Much of the conversion work was done by Kevin Donnelly, while he
was on an internship at Microsoft.
Manuel Chakravarty has implemented data-type families (aka indexed data types),
a modest generalisation of the associated data types
of our POPL'05 paper
Associated types with class.
This part is done. Now we are working on type-synonym families
(aka type functions or associated type synonyms (ICFP'05)), which are considerably trickier that
data type families, at least so far as type inference is concerned.
Tom Schrijvers is in Cambridge for three months to help us use ides
from Constraint Handling Rules to solve the inference problem.
Type synonym families will almost completely fill the spot occupied
by the always-troublesome functional dependencies, so we are quite
excited about this.
Simon PJ finally implemented implication constraints, which are
the key to fixing the interaction between
GADTs and type classes. GHC's users have been very polite about
this collection of bugs, but they are now finally fixed.
Implication constraints are described by Martin Sulzmann in
A framework for Extended Algebraic Data Types.
Bjoern Bringert (a GHC Hackathon graduate) implemented
standalone deriving, which allows you to write a deriving
declaration anywhere, rather than only where the data type is
declared. Details of the syntax have not yet quite settled. See
A less successful feature of the last year has been the
story on impredicative instantiation (see the paper Boxy types: type inference for higher-rank types and impredicativity).
The feature is implemented, but the implementation is significantly
more complicated than we expected; and it delivers fewer benefits than
we hoped. For example, the system described in the paper does not
type-check (runST $ foo) and everyone complains. So Simon PJ added
an even more ad-hoc extension that does left-to-right instantiation.
The power-to-weight ratio is not good. We're still hoping that
Dimitrios Vytiniotis and Stephanie Weirich will come out with a simpler
system, even if it's a bit less powerful. So don't get too used to
impredicative instantiation as it now stands; it might change!
Simon PJ rewrote the Simplifier (again). It isn't clear whether it was that alone, or
whether something else happened too, but performance has improved quite significantly;
on the order of 12%.
Roman Leshchinskiy, Don Stewart, and Duncan Coutts did some beautiful
work on fusion; see their paper Rewriting Haskell strings.

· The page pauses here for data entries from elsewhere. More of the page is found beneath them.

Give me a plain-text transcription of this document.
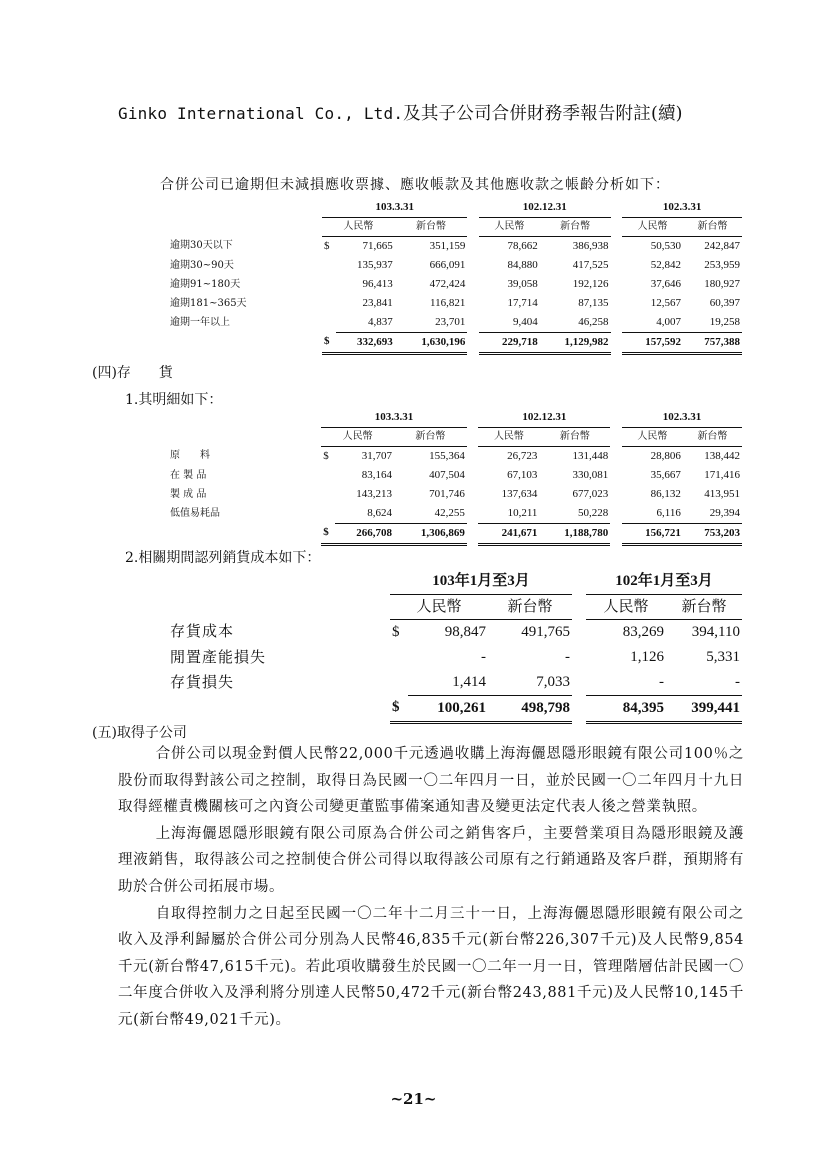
Ginko International Co., Ltd.及其子公司合併財務季報告附註(續)
合併公司已逾期但未減損應收票據、應收帳款及其他應收款之帳齡分析如下：
	103.3.31				102.12.31			102.3.31	
	人民幣		新台幣		人民幣	新台幣		人民幣	新台幣
逾期30天以下	$	71,665	351,159		78,662	386,938		50,530	242,847
逾期30~90天		135,937	666,091		84,880	417,525		52,842	253,959
逾期91~180天		96,413	472,424		39,058	192,126		37,646	180,927
逾期181~365天		23,841	116,821		17,714	87,135		12,567	60,397
逾期一年以上		4,837	23,701		9,404	46,258		4,007	19,258
	$	332,693	1,630,196		229,718	1,129,982		157,592	757,388
(四)存　　貨
1.其明細如下：
	103.3.31				102.12.31			102.3.31	
	人民幣		新台幣		人民幣	新台幣		人民幣	新台幣
原　　料	$	31,707	155,364		26,723	131,448		28,806	138,442
在 製 品		83,164	407,504		67,103	330,081		35,667	171,416
製 成 品		143,213	701,746		137,634	677,023		86,132	413,951
低值易耗品		8,624	42,255		10,211	50,228		6,116	29,394
	$	266,708	1,306,869		241,671	1,188,780		156,721	753,203
2.相關期間認列銷貨成本如下：
	103年1月至3月				102年1月至3月	
	人民幣		新台幣		人民幣	新台幣
存貨成本	$	98,847	491,765		83,269	394,110
閒置產能損失		-	-		1,126	5,331
存貨損失		1,414	7,033		-	-
	$	100,261	498,798		84,395	399,441
(五)取得子公司

合併公司以現金對價人民幣22,000千元透過收購上海海儷恩隱形眼鏡有限公司100％之股份而取得對該公司之控制，取得日為民國一〇二年四月一日，並於民國一〇二年四月十九日取得經權責機關核可之內資公司變更董監事備案通知書及變更法定代表人後之營業執照。

上海海儷恩隱形眼鏡有限公司原為合併公司之銷售客戶，主要營業項目為隱形眼鏡及護理液銷售，取得該公司之控制使合併公司得以取得該公司原有之行銷通路及客戶群，預期將有助於合併公司拓展市場。

自取得控制力之日起至民國一〇二年十二月三十一日，上海海儷恩隱形眼鏡有限公司之收入及淨利歸屬於合併公司分別為人民幣46,835千元(新台幣226,307千元)及人民幣9,854千元(新台幣47,615千元)。若此項收購發生於民國一〇二年一月一日，管理階層估計民國一〇二年度合併收入及淨利將分別達人民幣50,472千元(新台幣243,881千元)及人民幣10,145千元(新台幣49,021千元)。

~21~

This fusion work is already being heavily used in the parallel array library
(see below), and they are also working on replacing foldr/build fusion with
stream fusion in the main base library (see their new paper
Stream Fusion: From Lists to Streams to Nothing at All).
Alexey Rodriguez visited us for three months from Utrecht, and implemented
a new back-end optimisation called dynamic pointer tagging. We have wanted
to do this for ages, but it needed a skilled and insightful hacker to make it all
happen, and Alexey is just that. This optimisation alone buys us another 15%
performance for compiled programs: see the paper Dynamic pointer tagging.
Gabriele Keller, Manuel Chakravarty, and Roman Leshchinskiy, at the
University of New South Wales, are collaborating with us on support
for nested data-parallel computation in GHC.
We presented a paper Data parallel Haskell: a status report at the Declarative Aspects of Multicore Programing
workshop in January 2007,
and made a first release of the
library in March.
It's a pretty ambitious project, and we have quite a way to go.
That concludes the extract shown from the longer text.